Do not cut or plant garden plants in hot weather
Gardening tasks, such as pruning, fertilizing and transplanting, always put stress on our plants. So if you want to protect your garden from the heat, it’s best to avoid doing so during the summer heat. Leave your garden plants alone for now and wait until temperatures drop below 30 degrees. You should also avoid cleaning out faded plants during the heat – these can actually serve as additional protection, preventing sunburn.
Protect potted plants in the summer
Potted plants cut a great figure in the garden and are a real eye-catcher. However, they are also the first to dry out during a heat wave. To protect them from the heat, it’s best to place them in full shade or bring them indoors on particularly hot days. In addition, the containers lend themselves to dry out faster and therefore it is important to water potted plants in midsummer, at least once or even twice a day.
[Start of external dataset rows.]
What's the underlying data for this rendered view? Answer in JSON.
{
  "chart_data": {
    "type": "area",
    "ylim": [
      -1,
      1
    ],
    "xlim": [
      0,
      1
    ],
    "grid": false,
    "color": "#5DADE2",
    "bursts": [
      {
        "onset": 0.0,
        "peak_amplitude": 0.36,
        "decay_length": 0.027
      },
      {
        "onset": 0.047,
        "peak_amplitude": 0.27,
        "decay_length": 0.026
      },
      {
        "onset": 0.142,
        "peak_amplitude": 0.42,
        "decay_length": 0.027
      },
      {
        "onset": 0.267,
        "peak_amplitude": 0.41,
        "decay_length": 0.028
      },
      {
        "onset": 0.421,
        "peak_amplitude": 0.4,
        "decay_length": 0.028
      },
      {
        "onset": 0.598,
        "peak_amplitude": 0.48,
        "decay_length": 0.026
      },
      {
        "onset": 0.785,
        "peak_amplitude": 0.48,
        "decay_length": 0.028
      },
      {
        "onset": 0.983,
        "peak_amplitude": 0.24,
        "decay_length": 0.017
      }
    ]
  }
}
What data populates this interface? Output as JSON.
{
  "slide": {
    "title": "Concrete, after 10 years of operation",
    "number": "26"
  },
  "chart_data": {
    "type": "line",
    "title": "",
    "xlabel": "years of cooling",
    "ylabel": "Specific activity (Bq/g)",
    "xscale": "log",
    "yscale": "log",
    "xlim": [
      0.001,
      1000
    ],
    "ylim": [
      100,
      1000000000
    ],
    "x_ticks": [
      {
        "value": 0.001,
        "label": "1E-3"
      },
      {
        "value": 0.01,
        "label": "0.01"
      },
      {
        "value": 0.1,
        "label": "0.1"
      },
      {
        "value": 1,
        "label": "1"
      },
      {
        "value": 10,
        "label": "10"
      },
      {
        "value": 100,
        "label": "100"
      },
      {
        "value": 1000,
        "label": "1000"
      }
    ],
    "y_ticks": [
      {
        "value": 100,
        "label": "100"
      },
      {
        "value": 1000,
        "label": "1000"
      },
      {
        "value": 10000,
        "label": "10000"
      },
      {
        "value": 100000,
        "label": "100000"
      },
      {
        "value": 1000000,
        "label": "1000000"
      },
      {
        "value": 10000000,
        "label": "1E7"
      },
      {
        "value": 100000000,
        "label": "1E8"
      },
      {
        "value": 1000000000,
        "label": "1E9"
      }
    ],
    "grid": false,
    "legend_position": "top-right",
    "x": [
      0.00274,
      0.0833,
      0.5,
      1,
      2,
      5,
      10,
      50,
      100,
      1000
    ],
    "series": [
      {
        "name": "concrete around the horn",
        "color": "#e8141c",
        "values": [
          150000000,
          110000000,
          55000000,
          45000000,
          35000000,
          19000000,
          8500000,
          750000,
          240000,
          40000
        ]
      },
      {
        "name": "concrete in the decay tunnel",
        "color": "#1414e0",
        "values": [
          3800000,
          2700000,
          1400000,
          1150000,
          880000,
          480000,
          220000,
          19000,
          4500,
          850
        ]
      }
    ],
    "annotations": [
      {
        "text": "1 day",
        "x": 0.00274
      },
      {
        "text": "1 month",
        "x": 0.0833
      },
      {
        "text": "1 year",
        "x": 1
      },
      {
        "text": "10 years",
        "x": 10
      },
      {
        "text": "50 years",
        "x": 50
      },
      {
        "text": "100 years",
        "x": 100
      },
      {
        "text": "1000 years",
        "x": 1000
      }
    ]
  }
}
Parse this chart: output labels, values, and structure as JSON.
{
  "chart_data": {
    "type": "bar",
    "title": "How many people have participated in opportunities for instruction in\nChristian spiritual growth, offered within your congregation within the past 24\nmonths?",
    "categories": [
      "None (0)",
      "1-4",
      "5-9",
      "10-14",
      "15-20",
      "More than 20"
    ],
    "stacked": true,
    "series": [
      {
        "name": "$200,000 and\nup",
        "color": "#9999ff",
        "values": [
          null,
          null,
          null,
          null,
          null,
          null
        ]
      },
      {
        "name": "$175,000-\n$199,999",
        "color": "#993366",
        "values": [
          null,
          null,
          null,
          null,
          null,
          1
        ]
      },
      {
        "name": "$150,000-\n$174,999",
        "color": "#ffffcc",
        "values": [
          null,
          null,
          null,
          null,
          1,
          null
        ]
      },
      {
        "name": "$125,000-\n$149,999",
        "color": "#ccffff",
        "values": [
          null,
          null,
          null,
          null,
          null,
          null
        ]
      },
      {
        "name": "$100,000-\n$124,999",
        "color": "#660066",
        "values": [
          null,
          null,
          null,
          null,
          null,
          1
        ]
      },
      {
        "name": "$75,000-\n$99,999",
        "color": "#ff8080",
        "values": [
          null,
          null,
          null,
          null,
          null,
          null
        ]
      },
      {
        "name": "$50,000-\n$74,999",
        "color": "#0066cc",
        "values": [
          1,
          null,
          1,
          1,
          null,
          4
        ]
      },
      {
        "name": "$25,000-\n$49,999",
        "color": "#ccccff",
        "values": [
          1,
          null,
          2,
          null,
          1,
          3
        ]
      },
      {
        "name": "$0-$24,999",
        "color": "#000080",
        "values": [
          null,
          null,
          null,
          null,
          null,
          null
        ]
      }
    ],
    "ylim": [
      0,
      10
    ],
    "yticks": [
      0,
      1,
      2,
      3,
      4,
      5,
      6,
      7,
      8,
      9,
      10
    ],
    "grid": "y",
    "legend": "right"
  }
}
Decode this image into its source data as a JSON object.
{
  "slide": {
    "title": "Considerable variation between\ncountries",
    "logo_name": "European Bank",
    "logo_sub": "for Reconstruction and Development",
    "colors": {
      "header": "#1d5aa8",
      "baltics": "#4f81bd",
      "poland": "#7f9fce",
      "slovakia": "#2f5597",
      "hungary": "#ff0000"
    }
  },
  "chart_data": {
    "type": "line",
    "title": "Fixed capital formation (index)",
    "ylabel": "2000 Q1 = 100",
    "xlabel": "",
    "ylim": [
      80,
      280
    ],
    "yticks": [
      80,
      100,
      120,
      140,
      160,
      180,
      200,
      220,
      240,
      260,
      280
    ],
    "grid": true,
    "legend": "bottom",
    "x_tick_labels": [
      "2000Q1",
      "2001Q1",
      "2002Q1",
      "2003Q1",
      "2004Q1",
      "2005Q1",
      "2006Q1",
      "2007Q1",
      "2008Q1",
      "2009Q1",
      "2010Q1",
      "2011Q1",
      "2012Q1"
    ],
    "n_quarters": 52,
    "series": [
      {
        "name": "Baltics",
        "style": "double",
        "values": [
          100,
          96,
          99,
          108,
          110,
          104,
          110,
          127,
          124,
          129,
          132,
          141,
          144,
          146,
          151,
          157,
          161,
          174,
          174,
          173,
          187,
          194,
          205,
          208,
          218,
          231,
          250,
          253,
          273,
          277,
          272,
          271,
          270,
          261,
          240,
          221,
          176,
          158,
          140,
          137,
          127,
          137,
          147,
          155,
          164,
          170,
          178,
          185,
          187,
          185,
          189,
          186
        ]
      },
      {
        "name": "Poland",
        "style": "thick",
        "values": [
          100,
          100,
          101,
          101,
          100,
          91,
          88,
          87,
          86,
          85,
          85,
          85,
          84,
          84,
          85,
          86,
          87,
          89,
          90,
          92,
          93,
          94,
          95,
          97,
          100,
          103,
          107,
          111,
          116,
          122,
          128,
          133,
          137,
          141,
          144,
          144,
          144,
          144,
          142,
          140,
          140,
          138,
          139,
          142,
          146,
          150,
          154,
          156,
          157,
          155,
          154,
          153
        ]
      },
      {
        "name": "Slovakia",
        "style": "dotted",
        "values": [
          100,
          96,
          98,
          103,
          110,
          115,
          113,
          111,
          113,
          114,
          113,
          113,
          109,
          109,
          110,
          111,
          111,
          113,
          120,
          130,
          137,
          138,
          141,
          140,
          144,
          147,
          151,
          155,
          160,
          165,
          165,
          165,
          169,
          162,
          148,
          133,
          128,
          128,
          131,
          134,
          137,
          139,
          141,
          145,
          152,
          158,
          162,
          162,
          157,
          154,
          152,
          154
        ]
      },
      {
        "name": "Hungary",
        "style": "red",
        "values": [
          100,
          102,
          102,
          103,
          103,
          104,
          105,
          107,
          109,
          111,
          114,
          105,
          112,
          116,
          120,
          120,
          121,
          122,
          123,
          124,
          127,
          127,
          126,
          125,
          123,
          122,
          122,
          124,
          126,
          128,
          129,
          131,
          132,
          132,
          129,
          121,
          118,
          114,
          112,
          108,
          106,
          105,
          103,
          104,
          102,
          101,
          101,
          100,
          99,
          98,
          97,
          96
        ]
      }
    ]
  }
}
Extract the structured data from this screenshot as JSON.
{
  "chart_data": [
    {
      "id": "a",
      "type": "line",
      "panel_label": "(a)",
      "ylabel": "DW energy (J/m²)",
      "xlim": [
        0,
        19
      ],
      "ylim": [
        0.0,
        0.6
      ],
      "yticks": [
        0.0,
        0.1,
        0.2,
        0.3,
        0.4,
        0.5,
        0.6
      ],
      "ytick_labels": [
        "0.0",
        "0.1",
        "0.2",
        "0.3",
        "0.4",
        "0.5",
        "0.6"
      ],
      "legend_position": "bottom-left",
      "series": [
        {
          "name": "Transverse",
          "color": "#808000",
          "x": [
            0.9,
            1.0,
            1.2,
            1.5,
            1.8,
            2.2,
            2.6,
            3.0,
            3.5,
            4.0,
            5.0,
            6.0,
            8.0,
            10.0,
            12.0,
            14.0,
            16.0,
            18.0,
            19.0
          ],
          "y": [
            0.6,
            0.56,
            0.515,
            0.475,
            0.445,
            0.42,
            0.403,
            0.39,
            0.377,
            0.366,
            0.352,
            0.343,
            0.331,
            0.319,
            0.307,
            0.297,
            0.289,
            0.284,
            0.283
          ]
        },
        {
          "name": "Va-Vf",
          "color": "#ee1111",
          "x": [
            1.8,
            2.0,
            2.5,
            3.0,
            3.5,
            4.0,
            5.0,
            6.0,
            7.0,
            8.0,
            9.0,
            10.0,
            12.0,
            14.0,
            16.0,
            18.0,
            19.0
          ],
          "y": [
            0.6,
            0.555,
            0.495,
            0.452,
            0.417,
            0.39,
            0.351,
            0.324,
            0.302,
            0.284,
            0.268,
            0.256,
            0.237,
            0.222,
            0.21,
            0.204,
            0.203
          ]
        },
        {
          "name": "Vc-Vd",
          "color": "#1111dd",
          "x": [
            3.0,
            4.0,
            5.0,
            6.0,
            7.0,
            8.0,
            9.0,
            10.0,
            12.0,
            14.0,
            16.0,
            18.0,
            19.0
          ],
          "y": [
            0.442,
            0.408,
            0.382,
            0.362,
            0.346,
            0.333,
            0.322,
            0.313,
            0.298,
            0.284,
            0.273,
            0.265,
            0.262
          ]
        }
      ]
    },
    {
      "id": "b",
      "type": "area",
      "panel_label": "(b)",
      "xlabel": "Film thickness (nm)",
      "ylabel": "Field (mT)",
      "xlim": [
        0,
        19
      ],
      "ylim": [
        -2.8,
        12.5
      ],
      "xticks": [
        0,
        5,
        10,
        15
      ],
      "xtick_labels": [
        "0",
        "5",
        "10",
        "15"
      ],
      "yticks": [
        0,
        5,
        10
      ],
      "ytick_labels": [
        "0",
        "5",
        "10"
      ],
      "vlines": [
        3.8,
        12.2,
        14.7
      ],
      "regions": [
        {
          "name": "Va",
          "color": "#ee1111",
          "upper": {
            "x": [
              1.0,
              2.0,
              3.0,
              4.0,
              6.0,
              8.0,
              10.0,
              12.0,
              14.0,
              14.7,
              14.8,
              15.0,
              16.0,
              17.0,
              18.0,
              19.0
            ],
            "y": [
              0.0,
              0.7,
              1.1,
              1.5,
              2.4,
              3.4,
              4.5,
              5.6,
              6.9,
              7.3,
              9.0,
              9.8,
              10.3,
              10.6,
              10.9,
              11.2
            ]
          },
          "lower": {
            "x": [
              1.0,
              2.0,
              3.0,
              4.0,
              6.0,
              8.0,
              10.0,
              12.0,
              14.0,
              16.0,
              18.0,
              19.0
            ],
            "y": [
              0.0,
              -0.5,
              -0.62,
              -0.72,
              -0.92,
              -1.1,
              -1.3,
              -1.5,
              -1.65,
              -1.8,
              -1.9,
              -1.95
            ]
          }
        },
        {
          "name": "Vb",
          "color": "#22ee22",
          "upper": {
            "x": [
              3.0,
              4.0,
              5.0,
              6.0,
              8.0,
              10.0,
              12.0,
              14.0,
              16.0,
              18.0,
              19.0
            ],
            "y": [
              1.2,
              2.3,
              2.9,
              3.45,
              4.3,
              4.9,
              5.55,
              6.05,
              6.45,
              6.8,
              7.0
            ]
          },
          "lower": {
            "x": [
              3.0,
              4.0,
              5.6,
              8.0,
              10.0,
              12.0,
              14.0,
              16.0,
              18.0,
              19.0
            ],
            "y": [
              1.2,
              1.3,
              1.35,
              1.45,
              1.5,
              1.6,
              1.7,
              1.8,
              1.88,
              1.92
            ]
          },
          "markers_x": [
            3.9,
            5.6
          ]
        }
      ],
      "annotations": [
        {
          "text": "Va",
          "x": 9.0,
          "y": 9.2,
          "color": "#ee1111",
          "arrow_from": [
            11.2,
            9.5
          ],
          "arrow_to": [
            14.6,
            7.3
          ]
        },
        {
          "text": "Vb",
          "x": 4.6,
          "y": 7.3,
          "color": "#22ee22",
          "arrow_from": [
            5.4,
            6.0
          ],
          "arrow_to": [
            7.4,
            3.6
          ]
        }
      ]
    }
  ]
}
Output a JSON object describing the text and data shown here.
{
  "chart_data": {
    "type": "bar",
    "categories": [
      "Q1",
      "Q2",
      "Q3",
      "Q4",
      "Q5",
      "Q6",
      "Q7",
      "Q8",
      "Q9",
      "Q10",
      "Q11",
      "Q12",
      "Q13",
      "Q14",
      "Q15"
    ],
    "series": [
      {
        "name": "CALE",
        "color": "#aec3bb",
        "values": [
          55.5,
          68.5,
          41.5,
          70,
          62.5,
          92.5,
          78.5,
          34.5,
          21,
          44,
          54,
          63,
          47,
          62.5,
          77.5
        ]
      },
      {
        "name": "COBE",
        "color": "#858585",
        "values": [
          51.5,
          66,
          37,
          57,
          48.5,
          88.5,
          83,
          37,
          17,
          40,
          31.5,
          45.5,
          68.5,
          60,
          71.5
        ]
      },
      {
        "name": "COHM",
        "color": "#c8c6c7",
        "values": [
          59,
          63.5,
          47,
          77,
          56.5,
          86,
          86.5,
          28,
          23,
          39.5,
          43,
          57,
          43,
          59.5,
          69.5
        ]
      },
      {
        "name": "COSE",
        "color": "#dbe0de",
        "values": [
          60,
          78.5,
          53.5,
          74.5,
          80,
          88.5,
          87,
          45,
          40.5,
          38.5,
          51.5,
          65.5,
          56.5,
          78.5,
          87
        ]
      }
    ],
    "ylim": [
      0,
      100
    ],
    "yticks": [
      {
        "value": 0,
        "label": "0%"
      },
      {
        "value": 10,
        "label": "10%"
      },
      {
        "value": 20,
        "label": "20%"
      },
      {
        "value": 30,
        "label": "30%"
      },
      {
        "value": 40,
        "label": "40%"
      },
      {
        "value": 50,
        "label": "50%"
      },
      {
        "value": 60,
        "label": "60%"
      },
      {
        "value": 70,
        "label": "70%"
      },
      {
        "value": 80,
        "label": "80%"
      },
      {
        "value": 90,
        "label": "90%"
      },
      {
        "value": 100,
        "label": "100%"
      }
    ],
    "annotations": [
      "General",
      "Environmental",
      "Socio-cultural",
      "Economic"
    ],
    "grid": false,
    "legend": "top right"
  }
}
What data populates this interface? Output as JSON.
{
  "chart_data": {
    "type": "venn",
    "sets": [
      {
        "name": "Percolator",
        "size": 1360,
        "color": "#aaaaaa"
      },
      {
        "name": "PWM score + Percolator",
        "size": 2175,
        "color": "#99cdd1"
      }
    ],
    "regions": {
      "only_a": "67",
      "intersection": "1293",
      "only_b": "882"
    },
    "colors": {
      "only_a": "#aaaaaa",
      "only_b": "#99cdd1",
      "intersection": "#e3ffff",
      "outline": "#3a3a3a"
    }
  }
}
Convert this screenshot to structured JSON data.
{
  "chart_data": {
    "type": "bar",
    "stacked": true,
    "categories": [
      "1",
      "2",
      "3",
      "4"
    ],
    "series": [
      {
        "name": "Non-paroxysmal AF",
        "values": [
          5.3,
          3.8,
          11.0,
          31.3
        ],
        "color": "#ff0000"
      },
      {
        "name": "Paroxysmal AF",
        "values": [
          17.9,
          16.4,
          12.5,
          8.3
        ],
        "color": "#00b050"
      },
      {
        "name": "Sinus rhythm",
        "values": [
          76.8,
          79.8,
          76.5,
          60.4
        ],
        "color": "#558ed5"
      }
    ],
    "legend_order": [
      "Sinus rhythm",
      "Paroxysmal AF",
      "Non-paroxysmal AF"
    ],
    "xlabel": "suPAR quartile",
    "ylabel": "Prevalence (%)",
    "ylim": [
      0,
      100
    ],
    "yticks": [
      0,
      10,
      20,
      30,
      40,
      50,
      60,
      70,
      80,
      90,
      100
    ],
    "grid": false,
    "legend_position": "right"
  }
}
Protect garden from heat: Watering plants properly in the summer
To protect the garden from the heat, we need to water our plants regularly – it makes sense, right? However, things can go wrong in the process, and you can’t overdo it – too much water can actually worsen soil conditions. First, gently push the soil apart and if the soil still feels moist, then watering can wait. The best time to water plants in mid-summer is early morning between 5 and 6 am. During this time, plants are still cool from the night and can better withstand the higher temperatures during the day. In the evening, on the other hand, the plants are very heated and cold water in this case acts as a shock. If there is no other way, and you need to water in the evening, then it is best to use stale and lukewarm water for this purpose.